Engelbert, 8th Duke of Arenberg had already bought the large and small beguinages and he also bought a site on the Sint-Baafskouter, where construction of a new beguinage began in 1873. It was fully planned by the architect Arthur Verhaegen and with a large central aisled church by Jean-Baptiste de Bethune, dedicated to Saint Elizabeth, Saint Michael and the Holy Angels. It has a curtain wall with two entrance gates. Each house and convent except the Groothuis has a front lawn and is enclosed by walls, with niches holding saints above or beside gates in the garden walls. It is the only neo-Gothic beguinage in Flanders.

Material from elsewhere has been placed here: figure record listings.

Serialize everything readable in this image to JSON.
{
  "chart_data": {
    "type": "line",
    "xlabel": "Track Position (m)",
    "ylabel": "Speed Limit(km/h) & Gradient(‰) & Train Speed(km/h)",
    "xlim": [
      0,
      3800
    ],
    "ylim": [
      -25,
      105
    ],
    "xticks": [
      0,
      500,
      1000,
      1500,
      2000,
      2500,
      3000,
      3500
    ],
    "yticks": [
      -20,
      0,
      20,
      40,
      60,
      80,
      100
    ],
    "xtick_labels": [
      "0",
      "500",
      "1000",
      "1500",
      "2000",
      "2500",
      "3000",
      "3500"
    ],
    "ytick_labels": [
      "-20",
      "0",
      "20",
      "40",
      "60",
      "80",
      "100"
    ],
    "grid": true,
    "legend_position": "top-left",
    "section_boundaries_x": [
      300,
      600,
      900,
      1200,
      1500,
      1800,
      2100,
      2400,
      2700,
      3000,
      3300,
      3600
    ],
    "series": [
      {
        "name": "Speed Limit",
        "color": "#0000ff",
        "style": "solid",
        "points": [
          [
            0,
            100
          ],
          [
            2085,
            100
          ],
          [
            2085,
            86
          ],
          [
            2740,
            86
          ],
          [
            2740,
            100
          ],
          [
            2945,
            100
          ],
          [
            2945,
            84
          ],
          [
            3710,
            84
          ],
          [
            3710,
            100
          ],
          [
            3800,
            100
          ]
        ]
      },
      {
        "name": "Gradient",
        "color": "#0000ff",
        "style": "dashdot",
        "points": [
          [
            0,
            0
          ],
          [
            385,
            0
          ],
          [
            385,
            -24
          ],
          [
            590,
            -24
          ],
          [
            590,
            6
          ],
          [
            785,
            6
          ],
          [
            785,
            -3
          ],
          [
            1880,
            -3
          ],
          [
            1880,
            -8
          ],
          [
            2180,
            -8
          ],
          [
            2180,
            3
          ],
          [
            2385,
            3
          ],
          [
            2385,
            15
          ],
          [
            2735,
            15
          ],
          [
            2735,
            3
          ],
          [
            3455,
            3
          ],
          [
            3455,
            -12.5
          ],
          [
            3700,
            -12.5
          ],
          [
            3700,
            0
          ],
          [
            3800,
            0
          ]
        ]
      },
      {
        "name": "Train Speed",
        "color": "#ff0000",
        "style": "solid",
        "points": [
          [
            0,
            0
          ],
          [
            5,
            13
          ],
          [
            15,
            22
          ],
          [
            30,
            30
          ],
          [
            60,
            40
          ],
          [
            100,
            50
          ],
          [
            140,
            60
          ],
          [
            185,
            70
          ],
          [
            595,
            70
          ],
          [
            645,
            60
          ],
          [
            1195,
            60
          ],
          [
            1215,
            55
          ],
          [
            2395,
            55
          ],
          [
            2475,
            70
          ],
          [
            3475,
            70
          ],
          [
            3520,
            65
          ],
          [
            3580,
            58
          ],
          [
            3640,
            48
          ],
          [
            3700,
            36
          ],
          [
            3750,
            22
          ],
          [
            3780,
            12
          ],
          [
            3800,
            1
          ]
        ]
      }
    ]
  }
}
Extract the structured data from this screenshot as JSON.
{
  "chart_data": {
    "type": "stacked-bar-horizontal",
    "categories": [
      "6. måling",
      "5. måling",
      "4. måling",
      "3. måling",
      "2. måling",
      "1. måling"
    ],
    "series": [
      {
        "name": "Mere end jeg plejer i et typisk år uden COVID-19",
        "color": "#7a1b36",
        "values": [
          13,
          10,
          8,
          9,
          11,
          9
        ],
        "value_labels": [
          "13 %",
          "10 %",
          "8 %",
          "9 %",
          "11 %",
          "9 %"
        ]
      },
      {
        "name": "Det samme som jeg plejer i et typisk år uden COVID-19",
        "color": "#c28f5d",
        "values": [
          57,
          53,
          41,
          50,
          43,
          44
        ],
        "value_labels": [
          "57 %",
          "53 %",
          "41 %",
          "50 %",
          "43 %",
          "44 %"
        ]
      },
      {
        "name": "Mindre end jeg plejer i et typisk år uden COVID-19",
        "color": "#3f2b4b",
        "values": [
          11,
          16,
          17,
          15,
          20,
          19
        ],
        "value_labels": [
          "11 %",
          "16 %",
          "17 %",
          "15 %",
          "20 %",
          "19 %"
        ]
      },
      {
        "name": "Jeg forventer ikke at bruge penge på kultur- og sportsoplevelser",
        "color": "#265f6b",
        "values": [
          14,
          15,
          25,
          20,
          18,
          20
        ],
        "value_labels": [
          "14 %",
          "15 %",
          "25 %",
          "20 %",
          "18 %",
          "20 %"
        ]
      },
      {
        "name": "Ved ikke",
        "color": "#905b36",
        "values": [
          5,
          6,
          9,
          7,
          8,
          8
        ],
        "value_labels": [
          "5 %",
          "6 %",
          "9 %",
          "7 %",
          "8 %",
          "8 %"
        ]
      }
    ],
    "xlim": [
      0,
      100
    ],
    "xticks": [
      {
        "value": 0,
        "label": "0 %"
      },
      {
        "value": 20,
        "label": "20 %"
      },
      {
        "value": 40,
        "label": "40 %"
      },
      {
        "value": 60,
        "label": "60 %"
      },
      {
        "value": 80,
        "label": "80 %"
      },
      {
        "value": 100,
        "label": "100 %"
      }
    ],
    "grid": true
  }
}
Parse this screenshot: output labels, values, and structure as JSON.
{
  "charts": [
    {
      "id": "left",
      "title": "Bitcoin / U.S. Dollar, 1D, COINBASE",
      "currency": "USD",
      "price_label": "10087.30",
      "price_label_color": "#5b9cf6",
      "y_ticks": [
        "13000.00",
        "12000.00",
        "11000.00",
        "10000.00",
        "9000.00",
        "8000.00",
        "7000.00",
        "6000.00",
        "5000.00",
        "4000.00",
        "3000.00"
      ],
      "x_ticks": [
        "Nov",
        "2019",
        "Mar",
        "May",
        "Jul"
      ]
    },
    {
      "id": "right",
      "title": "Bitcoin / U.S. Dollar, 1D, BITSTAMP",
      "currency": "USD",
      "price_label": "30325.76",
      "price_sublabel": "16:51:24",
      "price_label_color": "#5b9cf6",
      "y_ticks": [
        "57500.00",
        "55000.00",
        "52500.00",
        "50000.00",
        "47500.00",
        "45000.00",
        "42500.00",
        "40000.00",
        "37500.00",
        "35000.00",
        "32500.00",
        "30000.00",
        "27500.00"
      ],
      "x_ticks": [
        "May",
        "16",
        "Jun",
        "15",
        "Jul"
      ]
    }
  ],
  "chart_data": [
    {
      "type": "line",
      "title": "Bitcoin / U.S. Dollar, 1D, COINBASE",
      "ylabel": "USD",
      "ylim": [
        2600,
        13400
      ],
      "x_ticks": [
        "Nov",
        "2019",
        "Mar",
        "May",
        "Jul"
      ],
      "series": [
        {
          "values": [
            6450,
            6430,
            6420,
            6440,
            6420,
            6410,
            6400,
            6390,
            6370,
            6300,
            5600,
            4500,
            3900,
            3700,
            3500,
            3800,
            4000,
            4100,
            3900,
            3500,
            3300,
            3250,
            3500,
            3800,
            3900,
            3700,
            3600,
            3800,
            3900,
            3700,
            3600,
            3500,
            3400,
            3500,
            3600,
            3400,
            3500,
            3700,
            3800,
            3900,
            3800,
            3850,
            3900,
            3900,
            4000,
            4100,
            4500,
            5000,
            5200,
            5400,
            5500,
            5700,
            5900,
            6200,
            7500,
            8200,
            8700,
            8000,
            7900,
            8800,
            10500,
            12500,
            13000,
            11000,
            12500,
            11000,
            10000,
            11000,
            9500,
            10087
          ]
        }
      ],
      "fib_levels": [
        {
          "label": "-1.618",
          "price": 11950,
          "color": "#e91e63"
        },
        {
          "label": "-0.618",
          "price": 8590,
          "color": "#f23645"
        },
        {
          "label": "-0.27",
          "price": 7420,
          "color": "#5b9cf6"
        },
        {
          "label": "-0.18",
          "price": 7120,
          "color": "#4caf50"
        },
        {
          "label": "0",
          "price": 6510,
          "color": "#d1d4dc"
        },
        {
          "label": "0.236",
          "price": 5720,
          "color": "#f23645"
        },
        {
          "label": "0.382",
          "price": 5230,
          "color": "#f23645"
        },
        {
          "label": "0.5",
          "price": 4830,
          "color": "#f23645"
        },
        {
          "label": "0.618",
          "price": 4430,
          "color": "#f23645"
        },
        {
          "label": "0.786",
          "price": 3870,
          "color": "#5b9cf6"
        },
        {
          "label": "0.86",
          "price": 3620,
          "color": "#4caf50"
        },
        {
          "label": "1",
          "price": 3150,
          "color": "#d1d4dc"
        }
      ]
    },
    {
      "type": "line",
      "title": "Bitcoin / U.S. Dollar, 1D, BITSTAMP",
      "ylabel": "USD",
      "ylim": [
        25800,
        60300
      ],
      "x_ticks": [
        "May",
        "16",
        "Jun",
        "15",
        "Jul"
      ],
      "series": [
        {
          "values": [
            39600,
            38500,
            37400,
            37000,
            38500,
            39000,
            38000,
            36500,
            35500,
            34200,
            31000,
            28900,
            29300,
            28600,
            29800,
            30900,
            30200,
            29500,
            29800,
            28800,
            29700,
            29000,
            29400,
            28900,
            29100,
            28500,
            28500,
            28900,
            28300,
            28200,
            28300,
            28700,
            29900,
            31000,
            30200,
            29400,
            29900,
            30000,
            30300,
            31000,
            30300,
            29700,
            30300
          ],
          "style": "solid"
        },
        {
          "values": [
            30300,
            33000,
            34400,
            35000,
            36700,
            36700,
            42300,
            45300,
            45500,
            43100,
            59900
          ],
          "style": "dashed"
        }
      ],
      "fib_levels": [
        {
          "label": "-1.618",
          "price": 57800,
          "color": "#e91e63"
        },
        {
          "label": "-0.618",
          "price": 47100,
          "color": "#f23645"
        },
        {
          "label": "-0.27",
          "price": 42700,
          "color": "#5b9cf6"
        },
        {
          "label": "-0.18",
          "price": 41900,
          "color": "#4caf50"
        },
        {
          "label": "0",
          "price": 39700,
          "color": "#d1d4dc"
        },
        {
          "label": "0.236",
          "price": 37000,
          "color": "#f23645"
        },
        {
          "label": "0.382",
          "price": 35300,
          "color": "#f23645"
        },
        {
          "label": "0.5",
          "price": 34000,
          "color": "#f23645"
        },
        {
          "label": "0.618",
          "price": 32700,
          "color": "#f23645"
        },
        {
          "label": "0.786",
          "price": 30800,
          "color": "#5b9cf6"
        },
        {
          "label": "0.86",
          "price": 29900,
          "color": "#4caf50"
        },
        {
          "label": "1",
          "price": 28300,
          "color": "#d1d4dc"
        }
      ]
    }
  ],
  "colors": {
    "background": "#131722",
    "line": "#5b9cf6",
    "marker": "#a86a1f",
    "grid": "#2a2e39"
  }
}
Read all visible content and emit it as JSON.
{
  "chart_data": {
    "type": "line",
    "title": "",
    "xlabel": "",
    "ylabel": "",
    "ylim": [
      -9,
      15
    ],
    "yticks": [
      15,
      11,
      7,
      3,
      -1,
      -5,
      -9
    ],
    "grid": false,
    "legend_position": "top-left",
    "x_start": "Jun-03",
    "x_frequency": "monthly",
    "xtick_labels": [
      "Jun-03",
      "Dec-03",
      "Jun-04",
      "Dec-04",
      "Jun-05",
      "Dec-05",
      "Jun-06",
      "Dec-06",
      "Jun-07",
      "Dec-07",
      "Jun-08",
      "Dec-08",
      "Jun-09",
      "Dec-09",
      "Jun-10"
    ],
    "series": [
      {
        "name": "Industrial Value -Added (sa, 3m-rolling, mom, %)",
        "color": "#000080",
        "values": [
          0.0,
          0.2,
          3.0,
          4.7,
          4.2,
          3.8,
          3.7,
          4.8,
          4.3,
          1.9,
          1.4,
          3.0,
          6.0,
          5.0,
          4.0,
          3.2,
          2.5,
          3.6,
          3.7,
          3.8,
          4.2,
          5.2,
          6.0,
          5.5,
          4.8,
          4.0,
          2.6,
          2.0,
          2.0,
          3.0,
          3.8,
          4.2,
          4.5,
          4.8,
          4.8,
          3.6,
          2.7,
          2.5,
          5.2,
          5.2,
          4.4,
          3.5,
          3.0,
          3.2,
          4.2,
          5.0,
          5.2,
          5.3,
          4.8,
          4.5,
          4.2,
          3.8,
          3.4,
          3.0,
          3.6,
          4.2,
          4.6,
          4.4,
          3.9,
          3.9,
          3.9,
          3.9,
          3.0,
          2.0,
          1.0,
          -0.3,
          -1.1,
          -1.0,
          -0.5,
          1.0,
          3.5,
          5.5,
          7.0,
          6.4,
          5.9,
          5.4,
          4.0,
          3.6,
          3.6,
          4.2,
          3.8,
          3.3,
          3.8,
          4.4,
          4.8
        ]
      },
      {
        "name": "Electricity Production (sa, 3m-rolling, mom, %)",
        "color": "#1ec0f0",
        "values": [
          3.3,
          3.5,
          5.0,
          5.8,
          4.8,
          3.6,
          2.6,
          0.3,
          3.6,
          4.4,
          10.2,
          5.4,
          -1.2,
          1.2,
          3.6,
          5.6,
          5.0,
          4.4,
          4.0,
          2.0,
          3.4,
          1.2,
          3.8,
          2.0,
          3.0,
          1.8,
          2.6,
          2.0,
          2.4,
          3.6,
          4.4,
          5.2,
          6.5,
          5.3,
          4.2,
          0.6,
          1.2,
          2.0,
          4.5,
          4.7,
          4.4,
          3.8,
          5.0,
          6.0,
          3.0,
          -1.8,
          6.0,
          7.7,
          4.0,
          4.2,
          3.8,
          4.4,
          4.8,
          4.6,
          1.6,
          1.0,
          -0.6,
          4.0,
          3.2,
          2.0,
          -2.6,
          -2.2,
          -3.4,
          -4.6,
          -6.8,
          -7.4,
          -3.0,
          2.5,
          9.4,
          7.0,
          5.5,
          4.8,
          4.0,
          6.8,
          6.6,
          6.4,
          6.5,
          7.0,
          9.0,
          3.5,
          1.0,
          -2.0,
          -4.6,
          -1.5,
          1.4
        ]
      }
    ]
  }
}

The beguinage was completed in only two years with eighteen builders working on it simultaneously. It became operational on 29 September 1874 with about 600 beguines and its church was opened on 28 September the following year, with more decoration added the year after. It was classed as a monument in 1994 and listed as part of the Flanders Beguinages World Heritage Site in 1998. The last beguines died in January and August 2003 and the buildings were gradually converted to other functions, particularly for charities.